Notre hystérie anti-Milosevic, accentuée par la semi-défaite que nous avons subie au Kosovo (puisque nos bombardements n’ont pas atteint l’armée yougoslave), nous pousse à vouloir la dislocation complète de la Fédération yougoslave qui n’est plus pourtant qu’un petit pays de 11 millions d’habitants ruiné par notre agression.

Ainsi, par exemple, la pression que nous entretenons sur le Montenegro est honteuse. Alors qu’une large frange de la population monténégrine a confirmé sa fidélité à l’égard de la Fédération lors des élections locales de juin dernier, nous tenons à bout de bras et finançons le gouvernement sécessionniste de Podgorica, et menaçons d’intervenir militairement à nouveau si l’armée yougoslave s’oppose à cette sécession. Quant à la façon dont nous soutenons, là encore à bout de bras, l’opposition serbe (et formons ses cadres dans les faubourgs de Budapest pour leur enseigner les vertus du néo-libéralisme) elle n’est, encore une fois, pas glorieuse. Comme respect du droit des peuples à décider de leur propre avenir on peut faire mieux.

J’ai rarement vu pareil acharnement à criminaliser un gouvernements et les partis qui le soutiennent (toutes les élites institutionnelles yougoslaves, y compris les juges sont personnae non gratae en Europe), sans parler des conditions dans lesquelles nous accueillons les immigrés serbes dans nos pays. Tout est fait pour isoler la Yougoslavie, l’humilier, favoriser son éclatement, et même empêcher que son leader, Milosevic, trouve une issue honorable à l’affaire en bénéficiant de l’asile politique dans un pays où il ne serait pas inquiété. Inutile de préciser qu’on n’a jamais fait preuve d’un acharnement comparable à l’égard de certains de nos alliés pourtant encore moins recommandables (Jean-Claude Duvallier, le dictateur haïtien par exemple qui a trouvé un asile heureux sur la Côte d’Azur).

L’Occident s’est déshonoré dans la guerre néo-coloniale qu’il a menée l’an dernier dans les Balkans, et il continue en poussant la fédération yougoslave sur la voie de la guerre civile .
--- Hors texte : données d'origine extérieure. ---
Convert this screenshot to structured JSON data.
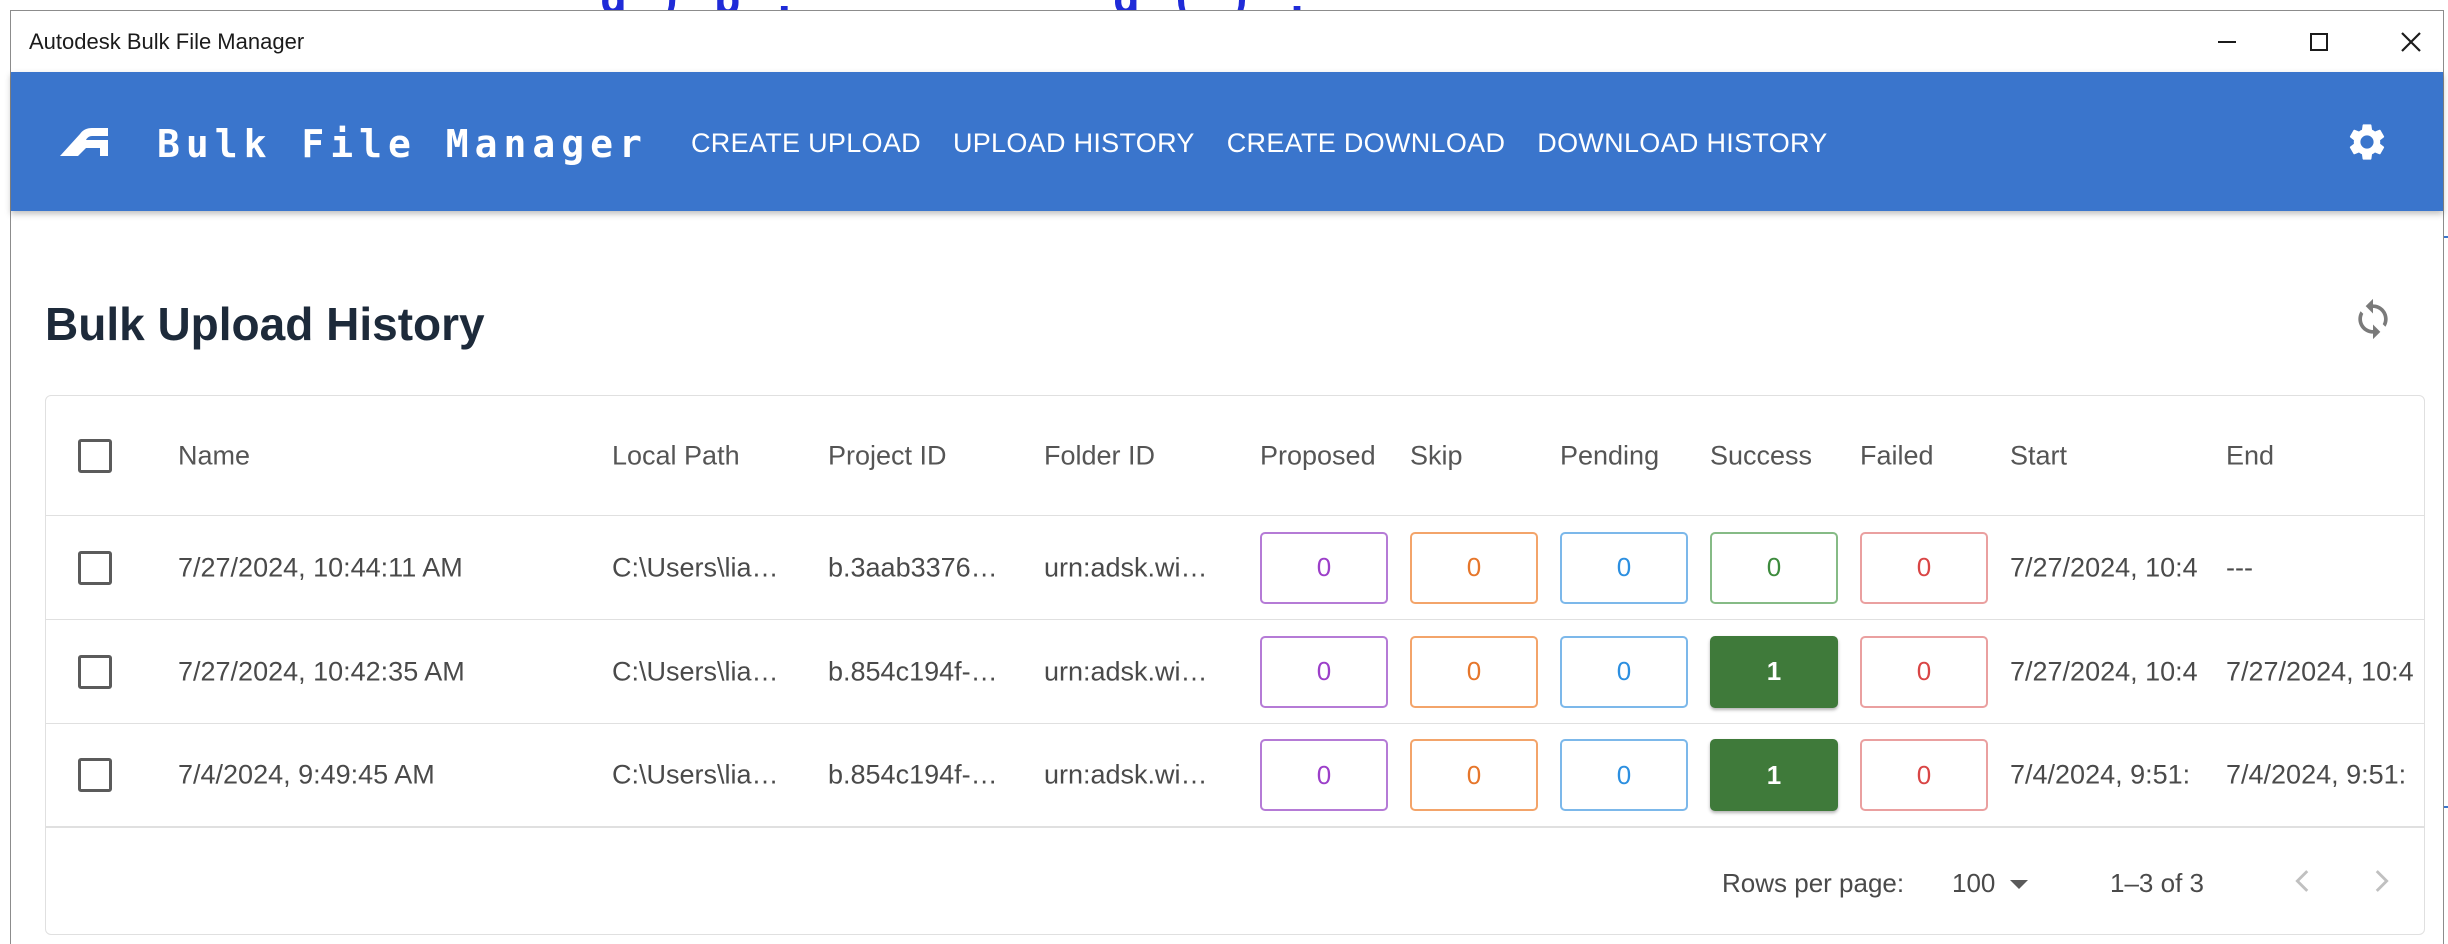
{
  "window": {
    "title": "Autodesk Bulk File Manager"
  },
  "appbar": {
    "brand": "Bulk File Manager",
    "nav": [
      "CREATE UPLOAD",
      "UPLOAD HISTORY",
      "CREATE DOWNLOAD",
      "DOWNLOAD HISTORY"
    ],
    "settings_icon": "gear-icon",
    "color": "#3a75cc"
  },
  "page": {
    "title": "Bulk Upload History",
    "refresh_icon": "refresh-icon"
  },
  "table": {
    "columns": [
      "Name",
      "Local Path",
      "Project ID",
      "Folder ID",
      "Proposed",
      "Skip",
      "Pending",
      "Success",
      "Failed",
      "Start",
      "End"
    ],
    "rows": [
      {
        "name": "7/27/2024, 10:44:11 AM",
        "local_path": "C:\\Users\\lia…",
        "project_id": "b.3aab3376…",
        "folder_id": "urn:adsk.wi…",
        "proposed": "0",
        "skip": "0",
        "pending": "0",
        "success": "0",
        "failed": "0",
        "start": "7/27/2024, 10:4",
        "end": "---"
      },
      {
        "name": "7/27/2024, 10:42:35 AM",
        "local_path": "C:\\Users\\lia…",
        "project_id": "b.854c194f-…",
        "folder_id": "urn:adsk.wi…",
        "proposed": "0",
        "skip": "0",
        "pending": "0",
        "success": "1",
        "failed": "0",
        "start": "7/27/2024, 10:4",
        "end": "7/27/2024, 10:4"
      },
      {
        "name": "7/4/2024, 9:49:45 AM",
        "local_path": "C:\\Users\\lia…",
        "project_id": "b.854c194f-…",
        "folder_id": "urn:adsk.wi…",
        "proposed": "0",
        "skip": "0",
        "pending": "0",
        "success": "1",
        "failed": "0",
        "start": "7/4/2024, 9:51:",
        "end": "7/4/2024, 9:51:"
      }
    ],
    "status_colors": {
      "proposed": "#9c3fc9",
      "skip": "#e6762b",
      "pending": "#2c8fe0",
      "success": "#3f7a3a",
      "failed": "#d94545"
    }
  },
  "pagination": {
    "rows_per_page_label": "Rows per page:",
    "rows_per_page_value": "100",
    "range": "1–3 of 3"
  }
}
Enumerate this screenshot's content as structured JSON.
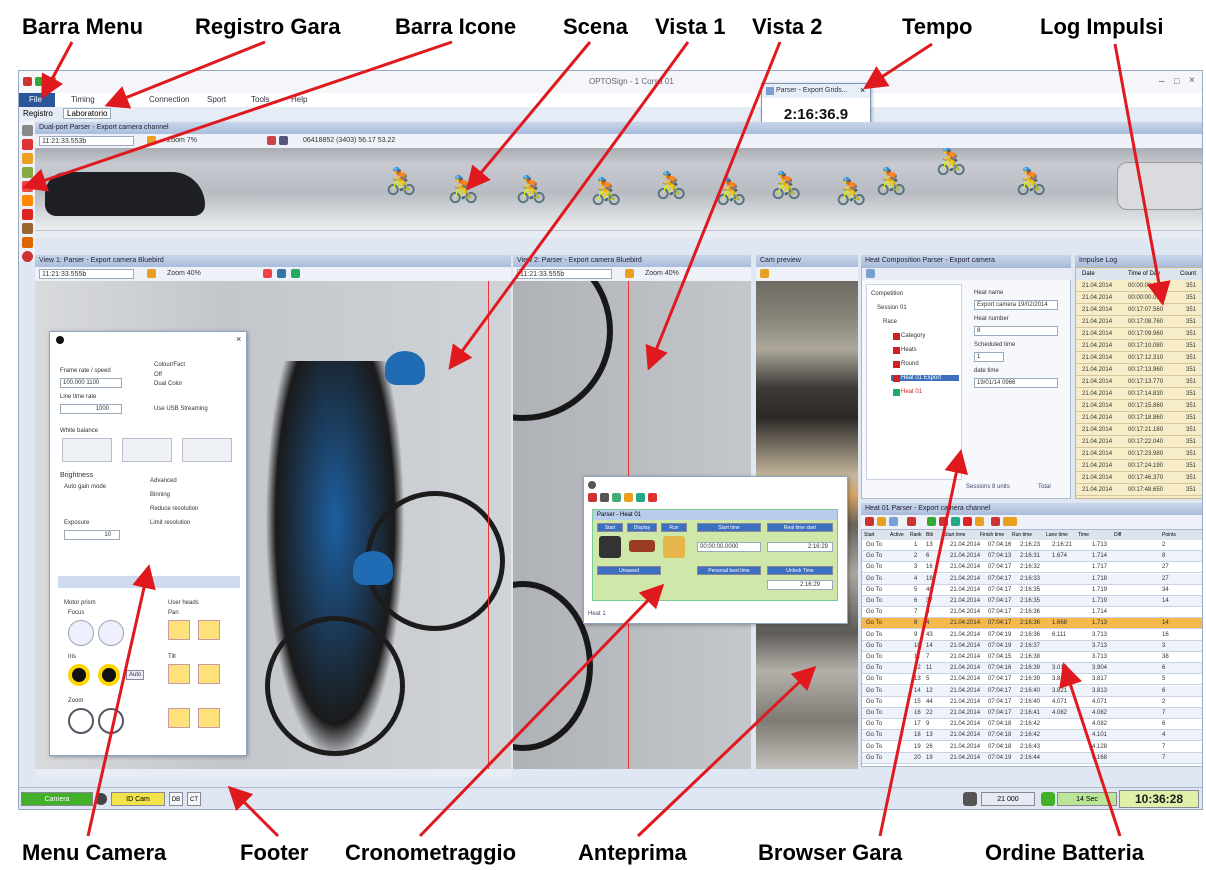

Autour de la crise yougoslave se cristallisent des comportements extrèmement dangereux pour nous-mêmes, dignes du XIX ème siècle : repli sur soi, complexe de la forteresse assiégée, banalisation des interventions armées (y compris les interventions nucléairespuisque l’administration Clinton dans sa nouvelle doctrine stratégique a prévu la possibilité d’une attaque à l’arme atomique contre les « pays-voyous » - rogue States), baillonnement des pacifistes, projections d’anathèmes sur ceux qui ne partagent pas nos préjugés, à l’intérieur et à l’extérieur de nos frontières. Tout cela marque un très grand recul de notre civilisation et de l’esprit démocratique en Europe, et il est de notre devoir de nous y opposer.